I was pretty much a city boy at that point and was poorly prepared for winter conditions. I came under significant ribbing for my poor choice of shoes, topsiders that quickly became soaked in the melting snow. Apparently you can’t get the city out of the boy no matter how long he’s been gone, because I got the same treatment last week at the Class AA state soccer tournament at Kidsports for wearing inadequate footwear to another snowy event.

When they opened the stock trailers and let the critters out I got my first ever look at a pronghorn and quickly forgot my frozen toes. One by one pronghorn exploded from the trailer a dozen yards away. Some stood for a moment, unable to get their horns around the idea that they were once again free. Most bolted for the hills, some stotting at first, then breaking out into a full sprint. The pronghorn gathered on a hillside above the release site. It was easy to imagine they were waiting for the rest of their comrades to be released, but in reality the dazed animals were probably so disoriented they were just trying to gather themselves before a new threat arrived.

I’ve haven’t kept close tabs on those Antelope Valley antelope, but friends say the herd has been doing well, increasing to the point were it has even supported limited hunting.

I never hunted pronghorn in California, but I have chased many in Montana, albeit unsuccessfully.
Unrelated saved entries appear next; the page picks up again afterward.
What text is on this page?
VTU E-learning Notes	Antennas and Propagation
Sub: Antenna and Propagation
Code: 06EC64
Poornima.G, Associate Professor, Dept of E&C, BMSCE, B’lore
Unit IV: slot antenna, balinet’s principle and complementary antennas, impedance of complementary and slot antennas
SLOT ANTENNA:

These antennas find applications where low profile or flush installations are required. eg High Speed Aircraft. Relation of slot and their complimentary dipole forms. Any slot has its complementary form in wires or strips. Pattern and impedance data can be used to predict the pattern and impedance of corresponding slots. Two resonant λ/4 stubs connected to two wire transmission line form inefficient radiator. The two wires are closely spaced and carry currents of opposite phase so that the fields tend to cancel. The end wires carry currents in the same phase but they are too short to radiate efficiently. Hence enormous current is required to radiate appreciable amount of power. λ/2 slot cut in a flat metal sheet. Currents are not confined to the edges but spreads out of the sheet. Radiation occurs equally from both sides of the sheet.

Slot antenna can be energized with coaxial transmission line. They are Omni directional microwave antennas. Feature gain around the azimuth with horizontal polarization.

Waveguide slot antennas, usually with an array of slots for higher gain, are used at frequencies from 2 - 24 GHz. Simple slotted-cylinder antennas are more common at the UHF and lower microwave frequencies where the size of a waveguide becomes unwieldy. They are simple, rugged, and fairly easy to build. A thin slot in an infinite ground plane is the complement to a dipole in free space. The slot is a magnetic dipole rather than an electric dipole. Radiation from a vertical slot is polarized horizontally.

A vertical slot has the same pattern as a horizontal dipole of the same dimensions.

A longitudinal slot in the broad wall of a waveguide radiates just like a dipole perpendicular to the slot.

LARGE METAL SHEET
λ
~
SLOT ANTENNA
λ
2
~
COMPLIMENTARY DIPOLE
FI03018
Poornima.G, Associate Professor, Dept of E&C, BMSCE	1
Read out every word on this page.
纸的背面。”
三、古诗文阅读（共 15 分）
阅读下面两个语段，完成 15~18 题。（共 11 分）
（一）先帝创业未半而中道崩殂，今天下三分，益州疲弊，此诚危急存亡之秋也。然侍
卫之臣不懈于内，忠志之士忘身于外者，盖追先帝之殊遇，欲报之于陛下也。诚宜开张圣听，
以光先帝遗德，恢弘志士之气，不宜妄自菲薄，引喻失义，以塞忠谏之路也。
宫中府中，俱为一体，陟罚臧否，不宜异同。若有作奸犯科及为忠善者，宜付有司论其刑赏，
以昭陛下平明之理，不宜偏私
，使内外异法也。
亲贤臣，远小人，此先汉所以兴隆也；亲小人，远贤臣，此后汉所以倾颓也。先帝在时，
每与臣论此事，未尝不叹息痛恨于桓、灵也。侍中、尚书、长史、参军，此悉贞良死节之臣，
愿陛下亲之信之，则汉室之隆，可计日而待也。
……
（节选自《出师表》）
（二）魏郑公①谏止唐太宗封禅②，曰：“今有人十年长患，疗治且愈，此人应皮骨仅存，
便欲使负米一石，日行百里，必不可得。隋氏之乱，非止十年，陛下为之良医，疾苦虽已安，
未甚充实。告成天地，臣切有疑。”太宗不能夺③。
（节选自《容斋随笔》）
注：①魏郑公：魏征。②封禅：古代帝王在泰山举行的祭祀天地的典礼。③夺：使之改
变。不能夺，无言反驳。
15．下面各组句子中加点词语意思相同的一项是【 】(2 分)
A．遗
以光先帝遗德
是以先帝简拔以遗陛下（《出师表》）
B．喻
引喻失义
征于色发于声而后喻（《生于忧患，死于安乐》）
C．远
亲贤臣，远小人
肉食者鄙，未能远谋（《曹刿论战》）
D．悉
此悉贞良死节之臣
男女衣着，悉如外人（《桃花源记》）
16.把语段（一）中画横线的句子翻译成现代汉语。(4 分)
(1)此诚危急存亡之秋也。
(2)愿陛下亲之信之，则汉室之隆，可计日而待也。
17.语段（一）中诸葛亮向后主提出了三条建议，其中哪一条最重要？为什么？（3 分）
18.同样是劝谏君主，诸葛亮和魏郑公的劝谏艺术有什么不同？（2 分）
When I lived in the Bitterroot pronghorn were a short drive away in the Big Hole. On one hunt we spotted a herd of about 30 animals moving south. It was late in the fall and we figured the animals were headed to better winter range out toward Dillon. The pronghorn had funneled into a draw near Wisdom, which allowed us to get above the animals just over the ridge and try to work ahead of them for a shot.

Unfortunately, even a pronghorn just moseying along is moving at a pretty fast clip. That meant that we had to run, because even an Olympic sprinter is just moseying by pronghorn standards. Throw in the 7,000-foot elevation and it felt like my lungs were ready to explode. We eventually got ahead of the herd, but left ourselves exposed when we dropped over the ridge to try to get a shot. Pronghorn are more than just the Western Hemisphere’s fastest land animal. They’ve also got the sharpest vision.

An old buck spotted us trying to hide behind sagebrush too small for the task.

They made their best impression of those pronghorn bolting from that stock trailer long ago, and then they were gone.